In Rostock und anderen Städten hat die VL noch einige Zeit gegen den Beitritt mobilisiert. Warum sie aber in jenen Tagen keinen größeren Zulauf hatte, bleibt ein Rätsel. Weinholz schreibt, dass seine Organisation, hätte sich die SED seinerzeit aufgelöst, zur »Massenunterkunft für politisch Obdachlose« geworden wäre. Ach wirklich? Im selben Moment wäre eine neue Partei gegründet worden. Und auch ohne Auflösungsbeschluss sind in jenen Tagen Millionen Mitglieder aus der ehemaligen Staatspartei ausgetreten, viele davon durchaus im Zorn.
Warum hat nicht wenigstens ein halbes Prozent von ihnen den Weg in die Vereinigte Linke gefunden? Deren basisdemokratische Strukturen luden dazu ein, das Projekt zu ›unterwandern‹. Warum blieb das aus? Wo hätten sich frustrierte Ex-SED-Mitglieder besser bei den alten Bonzen revanchieren können als in der VL?

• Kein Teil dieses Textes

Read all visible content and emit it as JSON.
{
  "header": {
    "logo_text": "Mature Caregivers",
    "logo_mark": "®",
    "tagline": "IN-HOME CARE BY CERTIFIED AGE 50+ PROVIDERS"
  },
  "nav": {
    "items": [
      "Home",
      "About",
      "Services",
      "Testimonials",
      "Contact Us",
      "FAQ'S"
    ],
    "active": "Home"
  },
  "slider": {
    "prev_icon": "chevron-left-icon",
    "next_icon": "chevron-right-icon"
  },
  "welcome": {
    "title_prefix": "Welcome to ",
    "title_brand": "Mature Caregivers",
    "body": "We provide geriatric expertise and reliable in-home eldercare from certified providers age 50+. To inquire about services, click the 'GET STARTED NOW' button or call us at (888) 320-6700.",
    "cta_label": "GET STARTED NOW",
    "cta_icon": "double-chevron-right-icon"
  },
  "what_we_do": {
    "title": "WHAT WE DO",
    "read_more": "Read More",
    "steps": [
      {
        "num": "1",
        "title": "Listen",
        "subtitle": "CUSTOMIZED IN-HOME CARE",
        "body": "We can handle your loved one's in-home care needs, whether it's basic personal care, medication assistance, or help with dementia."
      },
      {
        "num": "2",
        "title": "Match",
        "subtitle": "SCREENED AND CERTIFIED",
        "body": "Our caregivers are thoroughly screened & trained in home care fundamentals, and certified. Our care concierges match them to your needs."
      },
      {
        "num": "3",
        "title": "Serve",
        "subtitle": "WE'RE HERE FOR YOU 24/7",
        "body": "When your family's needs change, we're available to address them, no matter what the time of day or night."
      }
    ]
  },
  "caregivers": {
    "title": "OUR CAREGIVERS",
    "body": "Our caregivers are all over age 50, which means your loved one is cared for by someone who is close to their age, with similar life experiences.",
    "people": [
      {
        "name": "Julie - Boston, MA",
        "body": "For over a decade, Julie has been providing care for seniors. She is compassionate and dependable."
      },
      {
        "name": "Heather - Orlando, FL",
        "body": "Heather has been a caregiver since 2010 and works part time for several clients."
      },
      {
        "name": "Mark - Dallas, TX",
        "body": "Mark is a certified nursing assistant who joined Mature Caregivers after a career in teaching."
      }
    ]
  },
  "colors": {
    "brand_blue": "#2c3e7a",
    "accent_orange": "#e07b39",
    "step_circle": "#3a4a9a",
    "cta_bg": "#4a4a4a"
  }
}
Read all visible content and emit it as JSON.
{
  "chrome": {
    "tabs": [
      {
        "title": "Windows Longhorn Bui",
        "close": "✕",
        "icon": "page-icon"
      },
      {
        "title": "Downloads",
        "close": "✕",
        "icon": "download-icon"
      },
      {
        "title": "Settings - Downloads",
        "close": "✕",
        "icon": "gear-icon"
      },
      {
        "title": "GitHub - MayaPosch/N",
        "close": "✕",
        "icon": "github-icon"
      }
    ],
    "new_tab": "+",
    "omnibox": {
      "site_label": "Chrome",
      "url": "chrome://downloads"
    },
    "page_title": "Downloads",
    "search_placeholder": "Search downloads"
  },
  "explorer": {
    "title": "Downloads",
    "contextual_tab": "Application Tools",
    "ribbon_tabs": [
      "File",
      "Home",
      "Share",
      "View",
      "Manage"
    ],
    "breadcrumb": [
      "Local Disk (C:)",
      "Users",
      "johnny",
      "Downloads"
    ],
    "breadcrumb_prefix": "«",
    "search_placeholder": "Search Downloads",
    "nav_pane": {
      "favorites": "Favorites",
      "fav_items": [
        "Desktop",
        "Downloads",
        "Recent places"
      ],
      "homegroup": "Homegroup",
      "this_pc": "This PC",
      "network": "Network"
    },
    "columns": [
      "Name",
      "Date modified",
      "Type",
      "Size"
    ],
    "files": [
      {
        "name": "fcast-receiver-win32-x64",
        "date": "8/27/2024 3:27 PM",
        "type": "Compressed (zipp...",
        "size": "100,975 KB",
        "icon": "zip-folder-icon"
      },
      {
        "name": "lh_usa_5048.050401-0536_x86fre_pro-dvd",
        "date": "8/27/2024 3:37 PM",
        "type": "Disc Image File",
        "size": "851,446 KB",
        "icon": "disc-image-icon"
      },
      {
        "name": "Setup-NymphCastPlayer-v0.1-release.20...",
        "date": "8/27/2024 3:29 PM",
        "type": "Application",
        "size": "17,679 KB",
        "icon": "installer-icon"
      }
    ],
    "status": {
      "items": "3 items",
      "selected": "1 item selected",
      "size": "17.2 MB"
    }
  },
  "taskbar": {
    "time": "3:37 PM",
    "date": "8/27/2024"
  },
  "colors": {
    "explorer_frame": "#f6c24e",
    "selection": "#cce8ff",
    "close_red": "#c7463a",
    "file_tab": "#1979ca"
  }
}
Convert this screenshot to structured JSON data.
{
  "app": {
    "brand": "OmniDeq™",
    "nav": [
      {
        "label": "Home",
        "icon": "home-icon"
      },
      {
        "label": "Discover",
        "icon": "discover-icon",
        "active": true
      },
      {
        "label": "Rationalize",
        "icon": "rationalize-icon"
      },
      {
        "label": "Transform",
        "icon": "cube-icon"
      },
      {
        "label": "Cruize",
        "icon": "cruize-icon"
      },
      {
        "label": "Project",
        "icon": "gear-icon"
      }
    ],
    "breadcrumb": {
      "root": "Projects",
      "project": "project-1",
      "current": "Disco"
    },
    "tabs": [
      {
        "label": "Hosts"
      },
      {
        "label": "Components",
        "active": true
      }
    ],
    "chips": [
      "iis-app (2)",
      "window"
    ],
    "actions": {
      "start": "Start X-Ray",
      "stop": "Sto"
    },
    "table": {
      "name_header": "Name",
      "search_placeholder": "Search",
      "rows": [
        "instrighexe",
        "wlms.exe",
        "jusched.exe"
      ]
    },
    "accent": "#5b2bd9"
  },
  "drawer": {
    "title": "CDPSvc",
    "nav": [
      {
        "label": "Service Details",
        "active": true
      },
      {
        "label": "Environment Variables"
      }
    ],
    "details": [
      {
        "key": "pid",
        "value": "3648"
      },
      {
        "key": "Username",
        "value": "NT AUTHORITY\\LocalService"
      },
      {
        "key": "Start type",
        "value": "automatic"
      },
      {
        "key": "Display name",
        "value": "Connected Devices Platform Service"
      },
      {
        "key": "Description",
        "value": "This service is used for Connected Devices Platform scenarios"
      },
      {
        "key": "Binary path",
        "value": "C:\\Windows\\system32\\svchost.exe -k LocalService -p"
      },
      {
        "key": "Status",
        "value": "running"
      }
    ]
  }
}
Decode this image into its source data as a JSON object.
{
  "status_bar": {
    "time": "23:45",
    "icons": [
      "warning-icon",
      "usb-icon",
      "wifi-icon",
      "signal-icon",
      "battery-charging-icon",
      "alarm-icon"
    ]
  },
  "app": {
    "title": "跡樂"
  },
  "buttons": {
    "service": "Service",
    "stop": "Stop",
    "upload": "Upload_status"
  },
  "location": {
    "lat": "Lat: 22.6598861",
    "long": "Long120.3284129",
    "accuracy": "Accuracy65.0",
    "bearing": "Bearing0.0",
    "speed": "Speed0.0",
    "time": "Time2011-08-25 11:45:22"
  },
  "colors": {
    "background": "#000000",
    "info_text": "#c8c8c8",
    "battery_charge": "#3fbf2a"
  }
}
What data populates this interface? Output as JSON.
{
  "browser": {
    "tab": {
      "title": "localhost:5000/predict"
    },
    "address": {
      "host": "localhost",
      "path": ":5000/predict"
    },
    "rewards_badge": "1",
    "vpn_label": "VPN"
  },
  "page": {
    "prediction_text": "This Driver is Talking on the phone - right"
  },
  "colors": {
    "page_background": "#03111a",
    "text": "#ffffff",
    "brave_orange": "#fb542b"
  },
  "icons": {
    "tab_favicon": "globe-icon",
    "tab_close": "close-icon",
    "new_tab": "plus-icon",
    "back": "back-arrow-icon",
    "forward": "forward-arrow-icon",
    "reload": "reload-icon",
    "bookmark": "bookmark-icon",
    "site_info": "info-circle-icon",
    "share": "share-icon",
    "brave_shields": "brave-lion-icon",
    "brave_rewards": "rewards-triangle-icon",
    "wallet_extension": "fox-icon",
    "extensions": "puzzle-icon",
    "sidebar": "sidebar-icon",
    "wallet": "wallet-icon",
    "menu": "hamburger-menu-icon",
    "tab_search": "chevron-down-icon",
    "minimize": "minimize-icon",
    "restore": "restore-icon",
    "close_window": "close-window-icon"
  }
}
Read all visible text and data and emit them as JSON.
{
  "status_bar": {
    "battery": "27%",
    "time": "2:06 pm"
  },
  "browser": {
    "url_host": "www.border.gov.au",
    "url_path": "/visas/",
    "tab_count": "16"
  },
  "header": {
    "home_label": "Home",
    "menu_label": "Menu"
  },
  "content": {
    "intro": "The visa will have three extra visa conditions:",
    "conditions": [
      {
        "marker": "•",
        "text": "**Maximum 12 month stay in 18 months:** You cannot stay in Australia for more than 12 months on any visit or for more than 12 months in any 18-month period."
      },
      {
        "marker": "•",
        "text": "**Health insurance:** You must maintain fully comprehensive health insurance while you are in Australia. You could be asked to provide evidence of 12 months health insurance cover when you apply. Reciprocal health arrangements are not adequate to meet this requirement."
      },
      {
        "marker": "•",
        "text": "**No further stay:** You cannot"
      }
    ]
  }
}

Die einzige sozialistische Bürgerbewegung war damals, ungeachtet ihrer geringen Mitgliederzahl, an allen Runden Tischen vertreten, ihre Vertreter kontrollierten die Modrow-Regierung wie auch die Räte der Bezirke und die Bürgermeister - und zwar mit dem gleichen Stimmrecht wie etwa die SPD! Ehemalige SED-Genossen hätten sich problemlos in den Arbeitsgruppen der VL einbringen können. Warum hat von dieser Möglichkeit kaum jemand Gebrauch gemacht? Womöglich waren die Massen, die nun ihr SED-Parteibuch zurückgaben, einfach nie links. Und inwieweit die real existierende Staatspartei überhaupt als linke Partei bezeichnet werden kann, darüber wäre ebenso zu streiten wie über die Frage, inwiefern und wann dies für ihren einstigen Staat galt.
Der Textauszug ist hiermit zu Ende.